Das ist der Zukunftsvertrag Zeitarbeit
Der Zukunftsvertrag Zeitarbeit vertritt die Marktführer der Branche in Deutschland. In ihm sind die sechs großen Personaldienstleister zusammengeschlossen: 7(S)-Gruppe, Adecco Gruppe Deutschland, I.K. Hofmann, Manpower Deutschland, persona service und Randstad Gruppe Deutschland.
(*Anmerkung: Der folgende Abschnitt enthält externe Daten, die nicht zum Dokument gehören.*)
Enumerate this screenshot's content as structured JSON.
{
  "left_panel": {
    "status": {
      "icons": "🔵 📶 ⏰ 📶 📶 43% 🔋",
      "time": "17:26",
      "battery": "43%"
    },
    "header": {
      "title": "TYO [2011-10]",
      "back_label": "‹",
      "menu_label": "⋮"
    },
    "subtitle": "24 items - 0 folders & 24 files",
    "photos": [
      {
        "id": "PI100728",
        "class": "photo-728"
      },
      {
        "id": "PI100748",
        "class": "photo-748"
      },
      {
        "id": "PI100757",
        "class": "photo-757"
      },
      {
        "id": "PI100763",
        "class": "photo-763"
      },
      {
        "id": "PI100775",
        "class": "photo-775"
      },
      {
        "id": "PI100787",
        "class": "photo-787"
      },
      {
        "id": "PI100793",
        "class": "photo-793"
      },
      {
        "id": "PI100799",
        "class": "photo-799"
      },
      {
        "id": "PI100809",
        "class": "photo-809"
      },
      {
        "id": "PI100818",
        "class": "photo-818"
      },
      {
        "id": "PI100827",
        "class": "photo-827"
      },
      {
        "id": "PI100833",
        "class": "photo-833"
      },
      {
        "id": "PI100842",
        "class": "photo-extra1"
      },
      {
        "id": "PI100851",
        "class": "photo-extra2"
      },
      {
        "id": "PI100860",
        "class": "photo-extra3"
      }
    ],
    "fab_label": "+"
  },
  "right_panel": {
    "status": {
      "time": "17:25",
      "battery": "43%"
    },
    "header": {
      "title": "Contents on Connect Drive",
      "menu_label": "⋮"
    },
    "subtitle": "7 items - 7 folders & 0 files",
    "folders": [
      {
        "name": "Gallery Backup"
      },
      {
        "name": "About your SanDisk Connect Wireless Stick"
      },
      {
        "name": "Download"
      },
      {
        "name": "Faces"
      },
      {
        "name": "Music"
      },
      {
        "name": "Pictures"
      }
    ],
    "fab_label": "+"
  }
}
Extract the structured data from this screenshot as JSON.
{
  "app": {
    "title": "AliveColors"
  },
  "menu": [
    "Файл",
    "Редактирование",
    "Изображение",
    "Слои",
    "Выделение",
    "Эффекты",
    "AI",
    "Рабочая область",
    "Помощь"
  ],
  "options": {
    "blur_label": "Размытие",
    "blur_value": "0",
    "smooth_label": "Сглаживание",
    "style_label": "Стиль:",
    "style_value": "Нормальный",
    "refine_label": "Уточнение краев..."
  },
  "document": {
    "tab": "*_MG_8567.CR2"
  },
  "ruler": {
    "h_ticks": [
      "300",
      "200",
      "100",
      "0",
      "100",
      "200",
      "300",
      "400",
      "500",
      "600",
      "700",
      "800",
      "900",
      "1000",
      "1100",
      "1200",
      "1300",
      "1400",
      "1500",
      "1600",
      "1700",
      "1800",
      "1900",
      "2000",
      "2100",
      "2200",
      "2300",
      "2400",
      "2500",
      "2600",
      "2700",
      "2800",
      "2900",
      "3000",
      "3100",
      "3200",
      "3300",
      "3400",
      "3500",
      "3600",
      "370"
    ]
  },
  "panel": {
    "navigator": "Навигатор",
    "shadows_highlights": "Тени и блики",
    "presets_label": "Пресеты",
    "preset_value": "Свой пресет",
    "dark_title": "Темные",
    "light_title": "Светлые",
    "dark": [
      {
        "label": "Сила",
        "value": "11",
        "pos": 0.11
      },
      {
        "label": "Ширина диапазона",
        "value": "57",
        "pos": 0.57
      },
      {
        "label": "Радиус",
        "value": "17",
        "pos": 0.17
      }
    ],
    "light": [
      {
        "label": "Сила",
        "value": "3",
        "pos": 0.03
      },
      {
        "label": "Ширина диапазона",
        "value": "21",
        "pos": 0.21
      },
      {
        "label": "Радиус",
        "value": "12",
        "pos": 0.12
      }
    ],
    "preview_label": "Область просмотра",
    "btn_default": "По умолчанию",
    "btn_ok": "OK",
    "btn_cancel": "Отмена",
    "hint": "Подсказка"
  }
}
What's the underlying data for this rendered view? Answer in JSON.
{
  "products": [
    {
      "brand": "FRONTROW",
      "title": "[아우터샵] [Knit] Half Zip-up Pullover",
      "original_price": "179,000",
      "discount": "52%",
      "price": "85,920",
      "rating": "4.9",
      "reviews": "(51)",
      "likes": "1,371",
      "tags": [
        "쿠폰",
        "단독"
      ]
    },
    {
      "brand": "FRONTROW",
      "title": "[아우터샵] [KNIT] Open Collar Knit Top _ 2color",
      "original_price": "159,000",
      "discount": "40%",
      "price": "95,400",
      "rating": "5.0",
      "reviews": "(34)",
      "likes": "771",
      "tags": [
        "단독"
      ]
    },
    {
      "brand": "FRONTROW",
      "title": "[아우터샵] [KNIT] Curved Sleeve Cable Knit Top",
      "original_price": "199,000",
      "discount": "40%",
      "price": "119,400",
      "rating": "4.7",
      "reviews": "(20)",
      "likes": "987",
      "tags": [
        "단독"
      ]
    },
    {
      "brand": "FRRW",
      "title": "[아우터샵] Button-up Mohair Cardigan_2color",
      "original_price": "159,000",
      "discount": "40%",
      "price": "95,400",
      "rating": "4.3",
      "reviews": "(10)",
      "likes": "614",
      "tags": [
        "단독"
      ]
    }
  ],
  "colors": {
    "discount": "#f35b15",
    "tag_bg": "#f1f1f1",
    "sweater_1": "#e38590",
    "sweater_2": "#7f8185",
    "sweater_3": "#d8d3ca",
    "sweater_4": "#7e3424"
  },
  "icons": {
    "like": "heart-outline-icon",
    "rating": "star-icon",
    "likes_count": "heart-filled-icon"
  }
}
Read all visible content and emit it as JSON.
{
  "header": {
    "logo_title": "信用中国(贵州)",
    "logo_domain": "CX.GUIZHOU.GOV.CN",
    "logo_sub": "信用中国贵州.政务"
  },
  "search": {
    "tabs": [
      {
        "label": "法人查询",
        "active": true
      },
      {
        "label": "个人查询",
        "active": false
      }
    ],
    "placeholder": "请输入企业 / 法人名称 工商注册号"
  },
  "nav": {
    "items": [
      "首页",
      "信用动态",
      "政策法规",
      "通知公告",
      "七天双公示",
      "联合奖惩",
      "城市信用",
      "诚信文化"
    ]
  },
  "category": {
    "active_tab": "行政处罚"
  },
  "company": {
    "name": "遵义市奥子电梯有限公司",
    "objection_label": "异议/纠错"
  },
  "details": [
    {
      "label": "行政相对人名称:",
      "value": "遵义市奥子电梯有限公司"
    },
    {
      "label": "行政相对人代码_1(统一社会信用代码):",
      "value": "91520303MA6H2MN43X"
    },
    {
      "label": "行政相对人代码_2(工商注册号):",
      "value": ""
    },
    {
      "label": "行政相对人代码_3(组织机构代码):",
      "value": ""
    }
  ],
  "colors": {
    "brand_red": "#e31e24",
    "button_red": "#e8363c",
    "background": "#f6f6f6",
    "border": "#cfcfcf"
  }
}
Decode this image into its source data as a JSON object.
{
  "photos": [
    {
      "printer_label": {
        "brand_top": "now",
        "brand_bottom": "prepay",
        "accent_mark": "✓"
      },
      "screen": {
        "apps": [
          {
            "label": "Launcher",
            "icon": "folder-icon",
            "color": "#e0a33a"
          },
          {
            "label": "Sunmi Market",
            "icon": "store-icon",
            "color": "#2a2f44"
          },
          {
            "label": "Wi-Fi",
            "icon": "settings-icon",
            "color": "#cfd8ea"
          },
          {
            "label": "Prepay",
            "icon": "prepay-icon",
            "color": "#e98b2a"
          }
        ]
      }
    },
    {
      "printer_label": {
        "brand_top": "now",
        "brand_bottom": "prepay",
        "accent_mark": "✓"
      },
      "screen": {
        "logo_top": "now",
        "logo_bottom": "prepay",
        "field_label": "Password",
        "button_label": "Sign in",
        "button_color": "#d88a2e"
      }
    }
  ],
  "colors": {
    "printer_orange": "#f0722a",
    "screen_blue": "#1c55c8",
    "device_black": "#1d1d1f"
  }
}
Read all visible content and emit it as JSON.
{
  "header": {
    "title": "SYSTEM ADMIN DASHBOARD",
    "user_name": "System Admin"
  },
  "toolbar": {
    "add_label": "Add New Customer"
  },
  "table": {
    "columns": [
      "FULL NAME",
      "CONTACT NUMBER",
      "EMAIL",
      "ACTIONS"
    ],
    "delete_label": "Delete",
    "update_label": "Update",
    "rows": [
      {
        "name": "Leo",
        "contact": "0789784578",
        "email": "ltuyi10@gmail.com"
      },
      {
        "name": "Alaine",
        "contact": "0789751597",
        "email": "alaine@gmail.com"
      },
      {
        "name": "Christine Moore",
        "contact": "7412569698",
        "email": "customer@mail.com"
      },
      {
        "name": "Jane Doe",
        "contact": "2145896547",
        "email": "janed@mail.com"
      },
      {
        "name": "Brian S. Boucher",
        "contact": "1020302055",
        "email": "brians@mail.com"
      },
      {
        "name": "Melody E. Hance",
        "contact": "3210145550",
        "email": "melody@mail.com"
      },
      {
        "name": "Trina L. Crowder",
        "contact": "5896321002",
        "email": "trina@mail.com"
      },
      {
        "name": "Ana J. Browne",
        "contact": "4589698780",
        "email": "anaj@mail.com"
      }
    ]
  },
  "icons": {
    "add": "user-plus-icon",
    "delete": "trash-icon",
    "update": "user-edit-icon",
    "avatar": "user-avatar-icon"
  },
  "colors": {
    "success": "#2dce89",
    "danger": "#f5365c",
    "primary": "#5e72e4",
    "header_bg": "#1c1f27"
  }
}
Nachdem der Zukunftsvertrag Zeitarbeit seit seiner Gründung im Jahr 2001 als eingetragener Verein agierte, hat er sich mit Beginn des vorigen Jahres dem BAP angeschlossen. Man folgt damit der Zielsetzung, der Zeitarbeit eine einheitliche, geschlossene starke Stimme zu verleihen. Die Mitgliedsunternehmen streben durch ihre gemeinsame Arbeit die nachhaltige Stärkung der deutschen Wettbewerbsfähigkeit an. Dazu soll innovativen und flexiblen Beschäftigungsformen im Rahmen eines breiten Beschäftigungsaufbaus der Weg geebnet werden.
Der Zukunftsvertrag Zeitarbeit ist im BAP als Ausschuss organisiert. Zum Ausschussvorsitzenden wurde Andreas Dinges (Adecco Gruppe Deutschland) gewählt, zu seiner Stellvertreterin Heide Franken (Randstad Gruppe Deutschland). Weitere Mitglieder sind Georg Breucker (persona service),Vera Calasan (Manpower Deutschland), Ingrid Hofmann (I.K. Hofmann) und Dr. Christian Speidel (7(S)-Gruppe).